Radio presenter Amy Irons says more needs to be done to help the families of those who take their own lives.
The 27-year-old's boyfriend, Wayne Ewer, was found injured in the couple's Glasgow apartment less than eight weeks ago.
The 34-year-old was rushed to the Queen Elizabeth University Hospital, but died four days later.
Speaking to STV News, Amy spoke of the devastation she felt and how there needs to be more done to support the families of those who take their own lives.
"From the moment I lost Wayne it was just pain like nobody could ever sum up," she said.
"It's a situation that you never think you'll find yourself in, and I just felt utterly helpless.
"You have all the pain that you would have when you lose somebody in a 'normal' way, but you have all these emotions - confusion, guilt, regret - that you don't know how to handle."
Amy has openly spoken about how she struggled with her own mental health in the following weeks after her partner's death, saying the aftermath was "just horrendous".
"I've spoken quite openly that I have really struggled in the few weeks afterwards - I had some terrible thoughts," she continued.
'You feel guilty, you feel have I in some way been responsible? Could I have prevented this?'Amy Irons
"You feel guilty, you feel have I in some way been responsible? Could I have prevented this?
"I questioned my purpose - why am I here, why do I get to still be around?
"I can't lie about that, I can't hide the fact that I have struggled with my own mental health, but I know that by talking about it I've already made leaps and bounds in my recovery because I have such a good supportive network round me."
This comes as the Scottish Government launched a new plan aiming to reduce the country's suicide rate by 20% by 2022.
The ten measures planned include training on suicide prevention for all NHS staff, reviewing all deaths by suicide and new awareness campaigns.
In the immediate aftermath of the tragedy, Amy said nobody offered her mental health support, and that she had to proactively search herself.
"I don't want to criticise, I know there is a lot of good work being done and the charity that I'm getting counselling through now is remarkable, but in that immediate aftermath there was nobody.
"I was given all the information required about organ donation and I was kept in the loop about the amount of people that Wayne had helped, even when it came to funeral arrangements I had somebody there to help me through that process.

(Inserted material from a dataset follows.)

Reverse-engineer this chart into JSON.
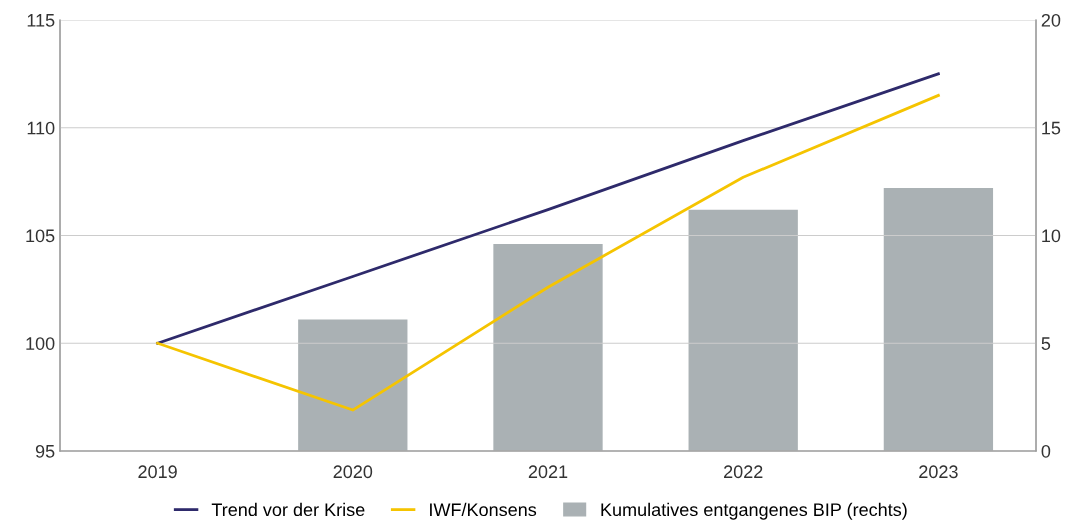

"But at no point in the immediate aftermath was there somebody saying 'here's a leaflet with information' or 'here's someone you can call on for help'.

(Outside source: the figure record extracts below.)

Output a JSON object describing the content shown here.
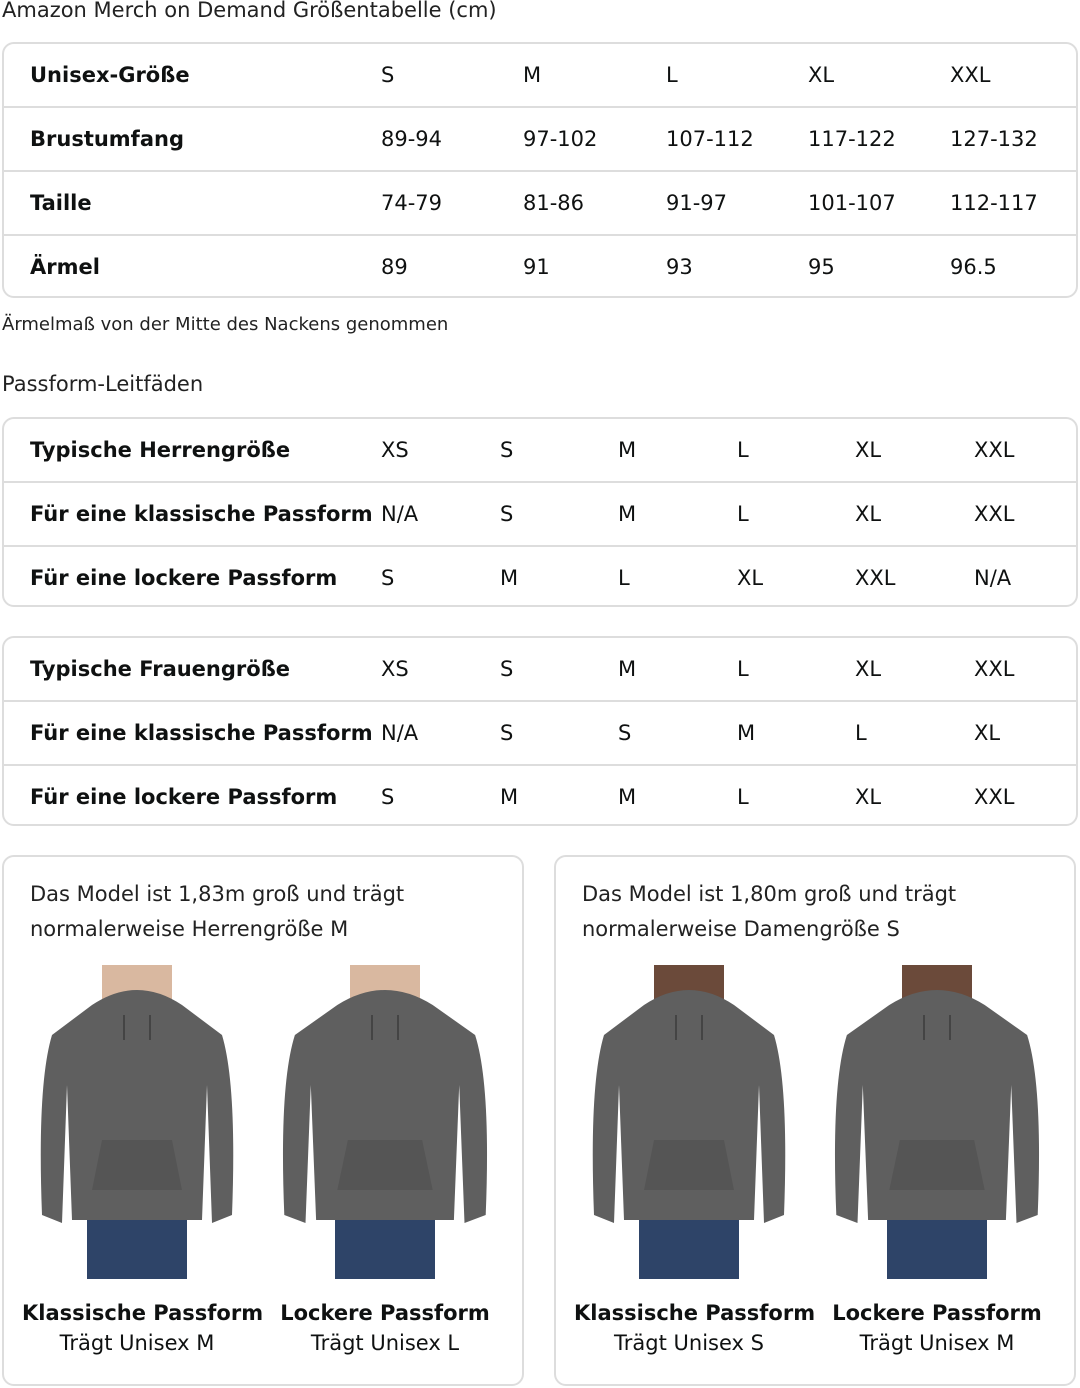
{
  "title": "Amazon Merch on Demand Größentabelle (cm)",
  "unisex_table": {
    "rows": [
      {
        "label": "Unisex-Größe",
        "values": [
          "S",
          "M",
          "L",
          "XL",
          "XXL"
        ]
      },
      {
        "label": "Brustumfang",
        "values": [
          "89-94",
          "97-102",
          "107-112",
          "117-122",
          "127-132"
        ]
      },
      {
        "label": "Taille",
        "values": [
          "74-79",
          "81-86",
          "91-97",
          "101-107",
          "112-117"
        ]
      },
      {
        "label": "Ärmel",
        "values": [
          "89",
          "91",
          "93",
          "95",
          "96.5"
        ]
      }
    ]
  },
  "note": "Ärmelmaß von der Mitte des Nackens genommen",
  "fit_heading": "Passform-Leitfäden",
  "men_table": {
    "rows": [
      {
        "label": "Typische Herrengröße",
        "values": [
          "XS",
          "S",
          "M",
          "L",
          "XL",
          "XXL"
        ]
      },
      {
        "label": "Für eine klassische Passform",
        "values": [
          "N/A",
          "S",
          "M",
          "L",
          "XL",
          "XXL"
        ]
      },
      {
        "label": "Für eine lockere Passform",
        "values": [
          "S",
          "M",
          "L",
          "XL",
          "XXL",
          "N/A"
        ]
      }
    ]
  },
  "women_table": {
    "rows": [
      {
        "label": "Typische Frauengröße",
        "values": [
          "XS",
          "S",
          "M",
          "L",
          "XL",
          "XXL"
        ]
      },
      {
        "label": "Für eine klassische Passform",
        "values": [
          "N/A",
          "S",
          "S",
          "M",
          "L",
          "XL"
        ]
      },
      {
        "label": "Für eine lockere Passform",
        "values": [
          "S",
          "M",
          "M",
          "L",
          "XL",
          "XXL"
        ]
      }
    ]
  },
  "cards": [
    {
      "desc": "Das Model ist 1,83m groß und trägt normalerweise Herrengröße M",
      "figures": [
        {
          "title": "Klassische Passform",
          "sub": "Trägt Unisex M"
        },
        {
          "title": "Lockere Passform",
          "sub": "Trägt Unisex L"
        }
      ]
    },
    {
      "desc": "Das Model ist 1,80m groß und trägt normalerweise Damengröße S",
      "figures": [
        {
          "title": "Klassische Passform",
          "sub": "Trägt Unisex S"
        },
        {
          "title": "Lockere Passform",
          "sub": "Trägt Unisex M"
        }
      ]
    }
  ],
  "colors": {
    "border": "#dddddd",
    "hoodie": "#5f5f5f",
    "jeans": "#2e4468"
  }
}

When she recognised that she was not coping with her grief she sought out help, but was knocked back.
"When I did go to seek out the counselling I was told it was too early, and that they wouldn't recommend going for counselling until eight weeks after.

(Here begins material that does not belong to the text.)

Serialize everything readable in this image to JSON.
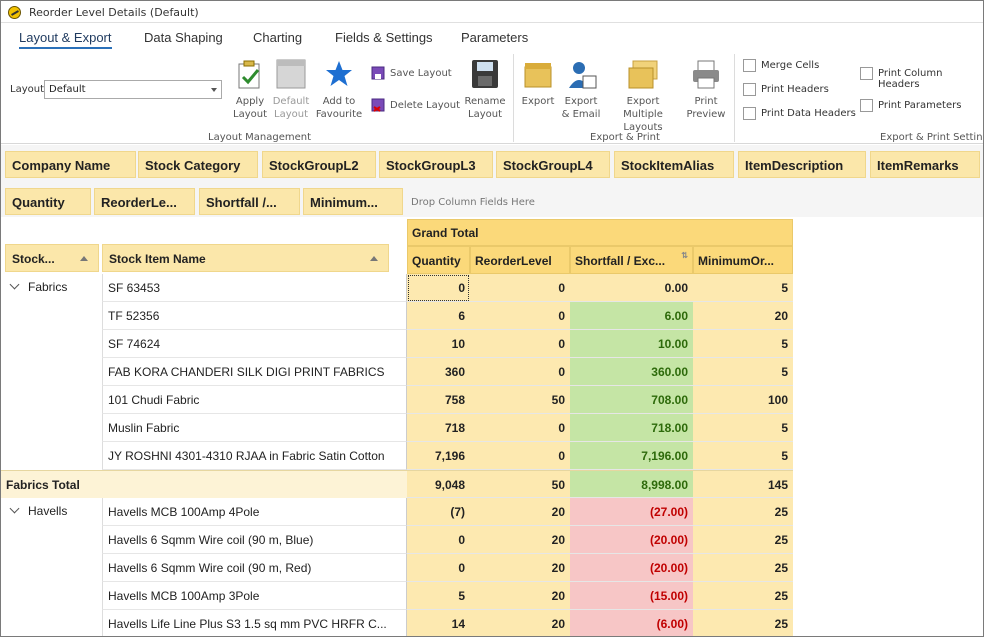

"In my opinion, those first eight weeks are absolutely crucial because in those eight weeks the waves of emotion that you go through when you lose somebody through suicide are immense."
'So many people are affected, and if their mental health isn't prioritised they're just going to become another statistic.'Amy Irons
While Amy agrees that suicide prevention is a hugely important campaign, she also believes helping those close to people who take their own lives is equally important.
"Getting the support right for people who have been bereaved through suicide needs to be as important as the prevention, because two people a day in Scotland take their own life, but think of the ripple effect and how many people are affected in the immediate circle and then out with that.
"So many people are affected, and if their mental health isn't prioritised they're just going to become another statistic."
A recent study found one in nine young adults in Scotland has attempted suicide.
Launching the government's plan, mental health minister Clare Haughey said: "Every life matters and no death by suicide should be regarded as either acceptable or inevitable.
"Over the past decade, Scotland has made real progress in reducing deaths by suicide but we have far more to do.
"We want a Scotland where suicide is preventable, and where anyone contemplating suicide or who has lost a loved one gets the support they need."
Amy hopes that one day, the word "suicidal" will be as un-taboo as "cancer".
"Years ago, cancer was treated like the big C, something nobody could say.
"All I want is for one day suicide to be where cancer is now, to be able to go into work and talk to your friends family and say 'I've been feeling suicidal. I've had some terrible dark thoughts - can you help?'
"Until we get to that stage, there will always be more people that slip through the net and don't get more help."